I don’t think Italians really got the ‘When Harry Met Sally’ reference so they renamed the show ‘Italia Dolce Vita’ over here. Ironically, it would appear that even the Italians are in search of that elusive ‘sweet life’. Amanda Ruggeri, a very talented friend and journalist, wrote a provocative post on the enigma of ‘la dolce vita’ and the unspoken truth that most Italians don’t actually live as well as many of us expats or tourists, who spend our time in the visually decadent centro storico of this city. It’s a complete cultural reversal as Italian viewers are now all writing to me, the Anglo-saxon, asking how to live the life that they unwittingly sold to me in the first place.
Much as Amanda concludes, whether you are a practising dolce vita-ist or not, I maintain that a version of this cinematic beauty exists, and for me, never more so than this month. It’s so surreal to think that after all this time of longing and striving to become a part of Italy, finally all of it is encapsulated in one dream broadcast on national television… well, at least in the homes of those who can afford Sky.
It felt like a fairytale to think back to when I was a naive girl visiting Rome on a late spring holiday and fantasizing about merely renting an apartment here. I had been invited to Rome by Bulgari for a beautiful party in Castel Sant Angelo.

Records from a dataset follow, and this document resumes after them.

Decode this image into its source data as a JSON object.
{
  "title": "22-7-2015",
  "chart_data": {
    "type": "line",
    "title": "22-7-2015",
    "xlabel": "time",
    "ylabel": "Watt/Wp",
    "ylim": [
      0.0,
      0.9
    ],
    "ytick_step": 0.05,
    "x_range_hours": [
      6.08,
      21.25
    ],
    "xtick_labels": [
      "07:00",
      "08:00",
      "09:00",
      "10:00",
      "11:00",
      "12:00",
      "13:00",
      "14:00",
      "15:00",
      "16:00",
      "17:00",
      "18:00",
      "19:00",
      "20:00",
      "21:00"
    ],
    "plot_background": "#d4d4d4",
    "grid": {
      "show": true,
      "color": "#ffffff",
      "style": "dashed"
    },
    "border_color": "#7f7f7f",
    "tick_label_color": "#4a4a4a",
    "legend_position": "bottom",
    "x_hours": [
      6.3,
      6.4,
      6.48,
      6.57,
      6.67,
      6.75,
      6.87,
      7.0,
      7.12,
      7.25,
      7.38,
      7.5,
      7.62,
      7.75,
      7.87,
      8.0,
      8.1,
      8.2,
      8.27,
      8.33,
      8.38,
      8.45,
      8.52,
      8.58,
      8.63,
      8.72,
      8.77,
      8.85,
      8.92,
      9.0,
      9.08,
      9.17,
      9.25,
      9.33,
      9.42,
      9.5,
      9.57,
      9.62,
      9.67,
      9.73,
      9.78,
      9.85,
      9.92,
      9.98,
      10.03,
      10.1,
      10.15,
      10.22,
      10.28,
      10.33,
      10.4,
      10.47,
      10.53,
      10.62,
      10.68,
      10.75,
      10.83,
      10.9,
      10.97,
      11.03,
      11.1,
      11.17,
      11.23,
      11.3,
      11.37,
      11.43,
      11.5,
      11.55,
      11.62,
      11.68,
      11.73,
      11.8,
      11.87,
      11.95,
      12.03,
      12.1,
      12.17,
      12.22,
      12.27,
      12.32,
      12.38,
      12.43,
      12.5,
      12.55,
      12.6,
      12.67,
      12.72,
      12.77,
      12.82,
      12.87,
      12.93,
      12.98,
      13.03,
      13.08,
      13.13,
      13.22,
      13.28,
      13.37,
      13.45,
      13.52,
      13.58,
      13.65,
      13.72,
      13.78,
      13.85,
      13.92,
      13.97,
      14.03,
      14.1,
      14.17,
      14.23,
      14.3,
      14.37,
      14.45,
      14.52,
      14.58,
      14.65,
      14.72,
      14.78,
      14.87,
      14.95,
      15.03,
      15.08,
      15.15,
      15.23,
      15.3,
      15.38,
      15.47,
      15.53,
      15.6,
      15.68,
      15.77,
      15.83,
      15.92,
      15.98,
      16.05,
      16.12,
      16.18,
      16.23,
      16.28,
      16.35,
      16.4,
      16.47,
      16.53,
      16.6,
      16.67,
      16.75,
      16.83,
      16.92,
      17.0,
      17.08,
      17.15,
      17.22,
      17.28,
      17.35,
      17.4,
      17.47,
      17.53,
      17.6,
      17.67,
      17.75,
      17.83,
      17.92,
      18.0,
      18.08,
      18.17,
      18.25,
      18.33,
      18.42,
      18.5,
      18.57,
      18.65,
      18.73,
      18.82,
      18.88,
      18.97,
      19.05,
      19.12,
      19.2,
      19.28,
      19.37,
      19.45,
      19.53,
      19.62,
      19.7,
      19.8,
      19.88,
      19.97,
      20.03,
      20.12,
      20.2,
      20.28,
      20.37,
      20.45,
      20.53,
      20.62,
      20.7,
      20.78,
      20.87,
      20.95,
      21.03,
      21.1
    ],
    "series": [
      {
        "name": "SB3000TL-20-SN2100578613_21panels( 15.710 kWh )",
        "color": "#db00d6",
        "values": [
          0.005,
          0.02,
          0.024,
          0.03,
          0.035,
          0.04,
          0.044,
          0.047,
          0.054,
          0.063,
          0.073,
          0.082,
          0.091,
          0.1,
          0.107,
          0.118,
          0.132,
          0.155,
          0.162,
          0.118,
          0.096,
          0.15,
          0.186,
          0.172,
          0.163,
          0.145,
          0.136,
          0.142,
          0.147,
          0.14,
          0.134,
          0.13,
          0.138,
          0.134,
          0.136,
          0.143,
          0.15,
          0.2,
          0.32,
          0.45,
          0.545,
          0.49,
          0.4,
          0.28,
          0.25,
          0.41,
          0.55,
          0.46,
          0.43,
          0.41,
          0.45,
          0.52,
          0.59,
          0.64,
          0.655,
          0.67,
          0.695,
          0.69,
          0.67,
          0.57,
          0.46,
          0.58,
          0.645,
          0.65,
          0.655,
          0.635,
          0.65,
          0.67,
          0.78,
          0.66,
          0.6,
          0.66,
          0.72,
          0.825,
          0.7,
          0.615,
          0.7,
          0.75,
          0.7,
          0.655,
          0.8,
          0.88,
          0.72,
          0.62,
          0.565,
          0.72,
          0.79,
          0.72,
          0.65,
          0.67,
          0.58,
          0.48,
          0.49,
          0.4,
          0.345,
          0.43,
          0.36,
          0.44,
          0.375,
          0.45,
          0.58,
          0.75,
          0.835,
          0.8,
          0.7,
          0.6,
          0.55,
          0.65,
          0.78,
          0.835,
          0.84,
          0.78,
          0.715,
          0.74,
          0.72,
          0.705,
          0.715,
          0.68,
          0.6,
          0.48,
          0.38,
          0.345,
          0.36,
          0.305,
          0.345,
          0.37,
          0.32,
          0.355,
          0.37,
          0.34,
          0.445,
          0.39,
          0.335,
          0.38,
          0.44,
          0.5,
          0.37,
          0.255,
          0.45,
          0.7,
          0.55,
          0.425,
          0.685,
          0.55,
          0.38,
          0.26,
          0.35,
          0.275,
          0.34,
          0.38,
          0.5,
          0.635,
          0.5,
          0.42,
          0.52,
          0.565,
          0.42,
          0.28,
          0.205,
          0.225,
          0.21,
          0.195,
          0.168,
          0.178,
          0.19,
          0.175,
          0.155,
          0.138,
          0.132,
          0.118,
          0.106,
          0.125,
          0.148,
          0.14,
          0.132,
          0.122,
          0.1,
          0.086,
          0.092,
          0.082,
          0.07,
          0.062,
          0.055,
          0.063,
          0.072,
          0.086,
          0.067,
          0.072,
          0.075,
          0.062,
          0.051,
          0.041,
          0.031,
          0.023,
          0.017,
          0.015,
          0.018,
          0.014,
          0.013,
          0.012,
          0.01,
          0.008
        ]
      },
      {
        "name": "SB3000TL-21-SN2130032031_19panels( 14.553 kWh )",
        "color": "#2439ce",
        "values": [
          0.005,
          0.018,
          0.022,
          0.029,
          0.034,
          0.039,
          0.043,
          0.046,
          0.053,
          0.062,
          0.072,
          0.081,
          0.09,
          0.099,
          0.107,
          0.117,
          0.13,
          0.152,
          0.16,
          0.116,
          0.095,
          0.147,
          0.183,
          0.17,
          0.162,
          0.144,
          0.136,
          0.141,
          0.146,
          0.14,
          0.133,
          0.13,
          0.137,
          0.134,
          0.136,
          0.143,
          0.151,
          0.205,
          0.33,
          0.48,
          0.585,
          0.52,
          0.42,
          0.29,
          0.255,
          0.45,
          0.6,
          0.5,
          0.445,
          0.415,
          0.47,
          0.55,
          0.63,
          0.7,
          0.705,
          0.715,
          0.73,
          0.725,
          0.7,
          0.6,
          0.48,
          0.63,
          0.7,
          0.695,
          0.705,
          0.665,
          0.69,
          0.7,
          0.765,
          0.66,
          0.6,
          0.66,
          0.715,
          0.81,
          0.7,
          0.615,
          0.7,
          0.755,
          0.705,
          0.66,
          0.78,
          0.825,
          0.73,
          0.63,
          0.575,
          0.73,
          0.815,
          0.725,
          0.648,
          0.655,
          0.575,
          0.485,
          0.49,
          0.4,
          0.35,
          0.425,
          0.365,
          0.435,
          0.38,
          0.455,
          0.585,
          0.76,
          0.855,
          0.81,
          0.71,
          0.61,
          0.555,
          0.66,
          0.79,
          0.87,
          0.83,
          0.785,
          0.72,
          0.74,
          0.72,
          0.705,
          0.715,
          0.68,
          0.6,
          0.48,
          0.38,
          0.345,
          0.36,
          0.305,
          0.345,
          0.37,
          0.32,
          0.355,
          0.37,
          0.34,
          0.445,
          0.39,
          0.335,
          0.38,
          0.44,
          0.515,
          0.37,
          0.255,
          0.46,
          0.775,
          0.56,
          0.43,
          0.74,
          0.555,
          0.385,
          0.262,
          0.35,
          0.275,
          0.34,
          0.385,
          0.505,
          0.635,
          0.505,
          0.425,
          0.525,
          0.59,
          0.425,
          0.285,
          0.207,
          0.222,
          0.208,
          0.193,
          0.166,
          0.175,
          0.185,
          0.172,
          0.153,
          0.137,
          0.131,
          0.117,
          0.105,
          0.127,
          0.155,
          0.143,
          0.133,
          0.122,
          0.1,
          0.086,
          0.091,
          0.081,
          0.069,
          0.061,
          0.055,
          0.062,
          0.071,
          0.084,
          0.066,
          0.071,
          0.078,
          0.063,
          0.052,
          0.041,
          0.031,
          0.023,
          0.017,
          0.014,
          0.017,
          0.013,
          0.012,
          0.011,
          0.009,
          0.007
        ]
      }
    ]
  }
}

I was staying in a hotel on Via Giulia and I remember waking early, emerging out onto the cobblestone street and wandering as if in a trance through this movie set that I’d only ever seen in Bertolucci films. A girl on a bicycle glided past me, a breath of flowing cotton and loose hair. How I lusted for her look of nonchalance, how I yearned to be her, off to buy something as banal as toothpaste at Despar, because she was lucky enough to call this city her home. And so I decided to leave a rewarding career, a creative country and one of the best boyfriends a girl could ever hope for and try with all my heart to attempt the foolish: make a holiday last forever and what’s more, find the added intimacy of becoming a local and riding as that girl did, as though she were a part of Rome and not merely some ill-fitting stepsister trying to squeeze into a shoe destined for Cinderella. Now when people ask me whether my show is airing in my home town, instinctively I reply: “Why yes, it’s on air in Rome this month.” And my cheesy but heartfelt story will be airing everywhere from China to Canada to Switzerland convincing more fools like me that Italians do it better, whether they believe so or not.
I haven’t actually seen the show in Italy as I don’t own a television and I’ve been in London selling the series to a British network. And yet just seeing the show in the TV guide in Italian gave me this tremendous feeling of triumph. Somehow I romanticized that TV guide listing and told myself it meant I was one step closer to making a real life here, to being less of an outsider. Today as I’m awaiting an interview (in Italian!) with Conde Nast Traveller I realise that this hasn’t really happened overnight at all, that perhaps in any other country I would have given up.
As anyone who has ever tried to create a business or career in Italy will attest, there are countless moments in which you think – damn, it would just be easier if I gave up and went home, why am I making things harder for myself?! Nepotism, the language barrier, the languid way in which things are executed… but then when you do make something work in a foreign country there is this tingling childish joy, like a word of flattery from an unattainable crush that convinces you it’s worth the struggle, despite his exasperating behaviour and the niggling suspicion that you might not even understand who he is.
I was so nervous about the criticism I might receive from Italian viewers. While I tried to preface everything with the admission that I am no expert, at the end of the day I produced a show commenting on how they live and eat AND cooking my own recipes, which are a slight departure from the beloved classics. Even the most diplomatic Italians will still have a good argument with you regarding their recipes. Surprisingly, they’ve been so kind… or perhaps I just haven’t searched the blogosphere hard enough. 😉
Anyway, apologies for being even more self-indulgent than usual. I guess my point is, if you’re on holiday this summer and you’re wondering whether a lover, a whim or a passion could last beyond your two-week vacation… I say that if you’re prepared to wait, to save, to work, to wish and to take a leap, then sometimes you really can live a never-ending Roman Holiday.